A rather contentious issue at the recent Harvard Probiotics Symposium, which AMI was fortunate enough to attend, was the use of probiotics in treating necrotizing enterocolitis (NEC). NEC occurs in 7% of very low birth weight babies, and is caused by a bacterial infection in the gut. The mortality rate of children who suffer from NEC is around 25%. Many studies have shown that using human milk, rather than formula, to feed low birth weight infants, reduces risk of NEC, presumably by encouraging commensal bacterial growth, and this is now common practice in NICUs in the United States.
Several countries, including Australia and New Zealand, but not the United States, give a prophylactic probiotic to low birth weight infants immediately following birth to prevent NEC. Double blind randomized clinical trials demonstrate that using probiotics in these infants decreases both risk of NEC and mortality from NEC by half in each case.
Reviews of all the clinical data on using probiotics have shown that the studies have not been robust enough for US regulators to develop clinical guidelines regarding probiotics.

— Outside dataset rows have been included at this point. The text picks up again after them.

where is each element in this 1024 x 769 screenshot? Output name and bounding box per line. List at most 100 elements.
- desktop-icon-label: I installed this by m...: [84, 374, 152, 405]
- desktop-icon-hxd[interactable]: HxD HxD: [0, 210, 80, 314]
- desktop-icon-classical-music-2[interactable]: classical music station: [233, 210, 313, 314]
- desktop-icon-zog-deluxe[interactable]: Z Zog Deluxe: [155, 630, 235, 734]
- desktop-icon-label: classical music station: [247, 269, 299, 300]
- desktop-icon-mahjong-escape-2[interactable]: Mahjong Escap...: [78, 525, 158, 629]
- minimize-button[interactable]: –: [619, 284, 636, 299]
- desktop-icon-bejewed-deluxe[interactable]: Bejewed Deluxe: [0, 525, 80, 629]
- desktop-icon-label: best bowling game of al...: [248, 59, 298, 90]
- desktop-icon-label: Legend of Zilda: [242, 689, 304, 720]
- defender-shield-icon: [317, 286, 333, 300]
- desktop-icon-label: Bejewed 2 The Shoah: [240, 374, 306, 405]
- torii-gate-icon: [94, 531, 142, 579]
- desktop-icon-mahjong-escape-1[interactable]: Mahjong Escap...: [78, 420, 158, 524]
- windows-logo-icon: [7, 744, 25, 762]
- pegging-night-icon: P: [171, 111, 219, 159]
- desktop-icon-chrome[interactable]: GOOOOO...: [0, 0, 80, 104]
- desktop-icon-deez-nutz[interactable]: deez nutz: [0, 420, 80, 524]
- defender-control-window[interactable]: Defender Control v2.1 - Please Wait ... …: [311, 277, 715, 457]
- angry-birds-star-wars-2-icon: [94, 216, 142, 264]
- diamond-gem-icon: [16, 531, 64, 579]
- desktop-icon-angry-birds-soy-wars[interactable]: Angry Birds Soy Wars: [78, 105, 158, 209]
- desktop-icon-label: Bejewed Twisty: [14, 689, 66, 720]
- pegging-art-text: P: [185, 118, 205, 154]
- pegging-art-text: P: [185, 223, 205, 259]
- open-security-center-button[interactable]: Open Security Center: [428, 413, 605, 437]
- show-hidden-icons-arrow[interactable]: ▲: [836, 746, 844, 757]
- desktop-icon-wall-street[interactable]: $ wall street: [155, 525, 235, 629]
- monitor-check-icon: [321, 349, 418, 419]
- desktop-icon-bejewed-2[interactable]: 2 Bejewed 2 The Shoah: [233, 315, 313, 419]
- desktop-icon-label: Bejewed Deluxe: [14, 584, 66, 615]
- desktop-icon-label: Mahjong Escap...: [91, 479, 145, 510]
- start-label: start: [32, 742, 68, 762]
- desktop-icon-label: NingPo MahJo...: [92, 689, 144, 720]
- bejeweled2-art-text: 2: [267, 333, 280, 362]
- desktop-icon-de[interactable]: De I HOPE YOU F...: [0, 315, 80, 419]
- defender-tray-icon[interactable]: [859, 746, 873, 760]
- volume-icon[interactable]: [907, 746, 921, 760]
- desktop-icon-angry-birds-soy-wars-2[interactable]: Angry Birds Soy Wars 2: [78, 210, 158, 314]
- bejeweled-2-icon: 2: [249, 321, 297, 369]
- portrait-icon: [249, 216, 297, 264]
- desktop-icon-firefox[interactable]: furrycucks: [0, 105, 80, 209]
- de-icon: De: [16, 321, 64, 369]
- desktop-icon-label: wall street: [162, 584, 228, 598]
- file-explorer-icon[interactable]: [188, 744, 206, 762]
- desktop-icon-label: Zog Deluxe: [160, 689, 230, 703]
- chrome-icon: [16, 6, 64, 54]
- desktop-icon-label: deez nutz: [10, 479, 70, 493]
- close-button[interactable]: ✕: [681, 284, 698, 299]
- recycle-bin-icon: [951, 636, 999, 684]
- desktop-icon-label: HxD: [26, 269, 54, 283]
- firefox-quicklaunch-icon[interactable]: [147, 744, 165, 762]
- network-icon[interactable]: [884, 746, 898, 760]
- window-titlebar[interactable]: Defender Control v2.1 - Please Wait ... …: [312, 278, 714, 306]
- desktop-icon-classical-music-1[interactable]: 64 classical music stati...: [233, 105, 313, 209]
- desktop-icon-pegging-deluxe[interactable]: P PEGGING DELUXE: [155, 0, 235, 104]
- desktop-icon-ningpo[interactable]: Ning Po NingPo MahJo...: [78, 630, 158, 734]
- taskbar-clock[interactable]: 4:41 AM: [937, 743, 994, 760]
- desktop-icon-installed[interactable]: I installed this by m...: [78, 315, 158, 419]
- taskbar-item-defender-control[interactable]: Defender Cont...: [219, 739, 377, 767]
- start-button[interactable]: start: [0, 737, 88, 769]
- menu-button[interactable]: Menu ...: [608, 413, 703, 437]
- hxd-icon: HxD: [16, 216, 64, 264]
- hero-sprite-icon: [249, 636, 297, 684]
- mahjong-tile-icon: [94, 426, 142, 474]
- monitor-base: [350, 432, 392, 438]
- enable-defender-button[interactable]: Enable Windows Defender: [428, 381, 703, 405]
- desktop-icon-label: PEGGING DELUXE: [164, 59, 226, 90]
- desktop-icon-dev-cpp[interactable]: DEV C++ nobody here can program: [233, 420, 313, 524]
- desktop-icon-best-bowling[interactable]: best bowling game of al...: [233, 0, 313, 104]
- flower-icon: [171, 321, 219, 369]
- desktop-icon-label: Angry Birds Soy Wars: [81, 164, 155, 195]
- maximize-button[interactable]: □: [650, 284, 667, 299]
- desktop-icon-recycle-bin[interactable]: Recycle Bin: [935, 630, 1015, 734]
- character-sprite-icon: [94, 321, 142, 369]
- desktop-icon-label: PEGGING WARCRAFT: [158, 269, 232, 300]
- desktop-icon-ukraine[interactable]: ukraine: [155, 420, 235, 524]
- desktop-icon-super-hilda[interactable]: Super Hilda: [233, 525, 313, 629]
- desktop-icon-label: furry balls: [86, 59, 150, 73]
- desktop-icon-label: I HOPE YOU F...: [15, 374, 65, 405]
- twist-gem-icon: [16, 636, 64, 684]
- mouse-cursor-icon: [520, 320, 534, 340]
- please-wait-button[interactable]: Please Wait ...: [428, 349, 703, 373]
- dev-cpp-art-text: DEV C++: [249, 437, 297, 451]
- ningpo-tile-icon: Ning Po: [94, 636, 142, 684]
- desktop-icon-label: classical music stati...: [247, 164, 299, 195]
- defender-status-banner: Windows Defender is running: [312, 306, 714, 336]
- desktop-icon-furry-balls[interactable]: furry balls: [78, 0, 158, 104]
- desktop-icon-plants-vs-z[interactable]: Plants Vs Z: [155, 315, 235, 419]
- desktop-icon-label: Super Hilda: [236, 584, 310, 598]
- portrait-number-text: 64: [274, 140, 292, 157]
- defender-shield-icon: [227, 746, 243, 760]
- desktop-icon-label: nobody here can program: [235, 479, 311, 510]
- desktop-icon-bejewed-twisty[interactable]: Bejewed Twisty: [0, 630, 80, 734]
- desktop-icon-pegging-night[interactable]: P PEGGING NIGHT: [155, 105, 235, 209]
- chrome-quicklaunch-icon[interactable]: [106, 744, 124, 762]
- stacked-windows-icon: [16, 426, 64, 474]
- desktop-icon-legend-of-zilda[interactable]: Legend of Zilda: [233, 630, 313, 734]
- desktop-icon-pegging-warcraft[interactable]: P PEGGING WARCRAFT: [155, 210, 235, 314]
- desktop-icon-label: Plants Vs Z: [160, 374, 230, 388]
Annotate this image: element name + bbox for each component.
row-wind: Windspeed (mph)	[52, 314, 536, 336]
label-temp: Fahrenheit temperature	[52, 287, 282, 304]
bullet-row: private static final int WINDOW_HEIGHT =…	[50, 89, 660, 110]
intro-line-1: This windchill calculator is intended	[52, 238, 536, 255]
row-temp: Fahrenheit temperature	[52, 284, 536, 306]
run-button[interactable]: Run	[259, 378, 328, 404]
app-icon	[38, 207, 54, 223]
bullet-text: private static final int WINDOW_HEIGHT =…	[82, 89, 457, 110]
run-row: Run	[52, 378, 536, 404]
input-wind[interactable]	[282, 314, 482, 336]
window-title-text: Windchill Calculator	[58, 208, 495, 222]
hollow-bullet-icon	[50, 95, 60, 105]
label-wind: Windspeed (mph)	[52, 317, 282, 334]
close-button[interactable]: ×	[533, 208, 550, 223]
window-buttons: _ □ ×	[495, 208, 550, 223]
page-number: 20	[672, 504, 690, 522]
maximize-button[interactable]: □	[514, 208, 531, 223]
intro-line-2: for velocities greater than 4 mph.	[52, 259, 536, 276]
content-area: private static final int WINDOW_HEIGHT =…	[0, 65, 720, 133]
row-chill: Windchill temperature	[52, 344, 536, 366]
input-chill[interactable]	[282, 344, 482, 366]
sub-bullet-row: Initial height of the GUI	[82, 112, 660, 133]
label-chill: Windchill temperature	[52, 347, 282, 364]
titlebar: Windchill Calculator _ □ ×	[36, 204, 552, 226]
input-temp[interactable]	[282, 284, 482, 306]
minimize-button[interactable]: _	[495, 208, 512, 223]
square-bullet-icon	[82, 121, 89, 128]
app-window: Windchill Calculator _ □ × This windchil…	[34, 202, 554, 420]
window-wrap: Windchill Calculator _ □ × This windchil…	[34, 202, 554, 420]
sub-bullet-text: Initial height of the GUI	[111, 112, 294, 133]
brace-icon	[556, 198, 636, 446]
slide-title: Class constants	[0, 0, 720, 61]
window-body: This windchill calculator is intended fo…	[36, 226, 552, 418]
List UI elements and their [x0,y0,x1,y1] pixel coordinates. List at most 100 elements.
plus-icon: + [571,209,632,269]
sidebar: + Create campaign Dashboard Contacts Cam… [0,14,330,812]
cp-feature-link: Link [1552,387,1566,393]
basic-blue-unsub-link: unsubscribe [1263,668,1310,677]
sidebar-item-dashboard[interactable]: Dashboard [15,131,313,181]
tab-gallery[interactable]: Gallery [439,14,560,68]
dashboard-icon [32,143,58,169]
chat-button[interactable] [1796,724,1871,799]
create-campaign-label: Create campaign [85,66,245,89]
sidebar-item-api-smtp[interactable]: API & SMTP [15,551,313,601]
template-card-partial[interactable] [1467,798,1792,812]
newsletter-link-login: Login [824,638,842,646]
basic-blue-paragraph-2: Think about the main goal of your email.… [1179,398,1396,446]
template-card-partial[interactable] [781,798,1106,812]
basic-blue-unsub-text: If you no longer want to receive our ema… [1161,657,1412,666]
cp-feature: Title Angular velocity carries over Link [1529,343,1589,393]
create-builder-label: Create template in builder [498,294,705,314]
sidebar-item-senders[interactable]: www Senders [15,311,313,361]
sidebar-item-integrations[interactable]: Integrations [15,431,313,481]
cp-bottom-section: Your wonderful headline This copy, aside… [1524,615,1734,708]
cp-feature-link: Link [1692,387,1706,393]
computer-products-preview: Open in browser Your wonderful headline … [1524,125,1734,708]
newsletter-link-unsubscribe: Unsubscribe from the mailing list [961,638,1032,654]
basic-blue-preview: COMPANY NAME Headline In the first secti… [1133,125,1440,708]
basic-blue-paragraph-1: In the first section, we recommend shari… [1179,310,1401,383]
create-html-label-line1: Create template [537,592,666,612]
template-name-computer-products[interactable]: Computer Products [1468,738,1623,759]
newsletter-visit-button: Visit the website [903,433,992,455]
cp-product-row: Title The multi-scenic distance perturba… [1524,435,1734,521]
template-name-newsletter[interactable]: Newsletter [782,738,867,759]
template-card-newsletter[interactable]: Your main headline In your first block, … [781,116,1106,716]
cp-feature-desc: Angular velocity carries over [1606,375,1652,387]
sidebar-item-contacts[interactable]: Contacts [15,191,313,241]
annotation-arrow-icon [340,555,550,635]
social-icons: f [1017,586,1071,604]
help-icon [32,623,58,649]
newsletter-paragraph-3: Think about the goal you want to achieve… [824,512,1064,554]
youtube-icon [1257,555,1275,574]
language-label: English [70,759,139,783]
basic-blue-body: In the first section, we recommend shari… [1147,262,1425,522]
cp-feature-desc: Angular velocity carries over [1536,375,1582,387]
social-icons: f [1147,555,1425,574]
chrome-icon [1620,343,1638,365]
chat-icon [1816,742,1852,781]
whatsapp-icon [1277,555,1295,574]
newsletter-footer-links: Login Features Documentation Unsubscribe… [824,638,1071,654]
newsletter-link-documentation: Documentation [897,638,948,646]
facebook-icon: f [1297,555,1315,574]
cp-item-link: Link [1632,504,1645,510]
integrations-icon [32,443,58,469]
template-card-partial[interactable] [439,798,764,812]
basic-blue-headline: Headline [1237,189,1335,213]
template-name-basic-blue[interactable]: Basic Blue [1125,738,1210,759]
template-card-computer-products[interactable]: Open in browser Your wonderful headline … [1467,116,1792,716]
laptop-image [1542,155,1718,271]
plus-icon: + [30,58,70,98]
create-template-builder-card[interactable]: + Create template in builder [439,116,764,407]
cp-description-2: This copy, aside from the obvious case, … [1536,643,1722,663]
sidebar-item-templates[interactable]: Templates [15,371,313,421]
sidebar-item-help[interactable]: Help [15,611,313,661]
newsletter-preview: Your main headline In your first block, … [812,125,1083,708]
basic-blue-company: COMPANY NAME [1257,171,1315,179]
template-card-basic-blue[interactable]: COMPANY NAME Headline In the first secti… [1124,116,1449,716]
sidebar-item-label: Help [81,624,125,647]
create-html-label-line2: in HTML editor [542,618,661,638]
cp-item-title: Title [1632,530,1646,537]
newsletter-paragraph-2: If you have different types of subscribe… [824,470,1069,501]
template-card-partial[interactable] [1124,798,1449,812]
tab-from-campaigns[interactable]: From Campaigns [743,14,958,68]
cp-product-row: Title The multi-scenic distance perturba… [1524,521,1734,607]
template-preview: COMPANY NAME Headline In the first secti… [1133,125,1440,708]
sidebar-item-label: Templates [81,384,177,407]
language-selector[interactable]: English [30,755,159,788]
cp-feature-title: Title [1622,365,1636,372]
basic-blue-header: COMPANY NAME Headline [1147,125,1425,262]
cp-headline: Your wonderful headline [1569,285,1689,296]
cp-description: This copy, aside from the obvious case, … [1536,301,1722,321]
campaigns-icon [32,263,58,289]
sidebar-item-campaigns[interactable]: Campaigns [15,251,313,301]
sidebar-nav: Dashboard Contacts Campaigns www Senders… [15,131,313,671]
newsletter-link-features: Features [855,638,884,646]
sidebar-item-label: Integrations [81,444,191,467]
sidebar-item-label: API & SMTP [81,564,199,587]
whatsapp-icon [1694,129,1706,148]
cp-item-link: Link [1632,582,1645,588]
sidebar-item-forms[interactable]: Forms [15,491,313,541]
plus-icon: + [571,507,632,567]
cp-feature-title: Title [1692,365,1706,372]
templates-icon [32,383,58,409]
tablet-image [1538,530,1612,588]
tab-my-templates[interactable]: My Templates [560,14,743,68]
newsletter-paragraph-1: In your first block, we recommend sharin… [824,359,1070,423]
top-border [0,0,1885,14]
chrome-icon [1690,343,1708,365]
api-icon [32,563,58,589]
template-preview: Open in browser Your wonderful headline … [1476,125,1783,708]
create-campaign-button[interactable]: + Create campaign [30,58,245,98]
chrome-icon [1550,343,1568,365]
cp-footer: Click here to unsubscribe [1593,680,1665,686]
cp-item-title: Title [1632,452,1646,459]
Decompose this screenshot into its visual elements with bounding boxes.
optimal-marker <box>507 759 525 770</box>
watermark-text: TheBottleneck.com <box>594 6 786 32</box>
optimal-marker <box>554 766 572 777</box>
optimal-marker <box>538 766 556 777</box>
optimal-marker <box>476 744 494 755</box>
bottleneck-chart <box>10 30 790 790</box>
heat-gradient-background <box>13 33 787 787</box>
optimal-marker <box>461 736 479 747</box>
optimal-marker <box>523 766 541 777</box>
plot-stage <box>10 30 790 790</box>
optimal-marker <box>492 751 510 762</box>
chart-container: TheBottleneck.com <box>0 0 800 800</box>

These trials have occurred outside the US, so are under even more scrutiny. Adding more complexity to the issue is the fact that many of the studies used different probiotics, so how can they be compared? Now however, many of the countries providing probiotics to low birth weight infants require the probiotic administration as a course of treatment, thereby making controlled randomized trials unethical. Withholding probiotics would place these infants at a greater risk for NEC.
A recent commentary on the subject in the Journal Pediatrics points to the need for a robust randomized clinical trial to occur in the United States, to truly determine whether probiotics are useful in treating NEC. The AMI has not yet adopted a formal position on the subject, but we agree more work is needed.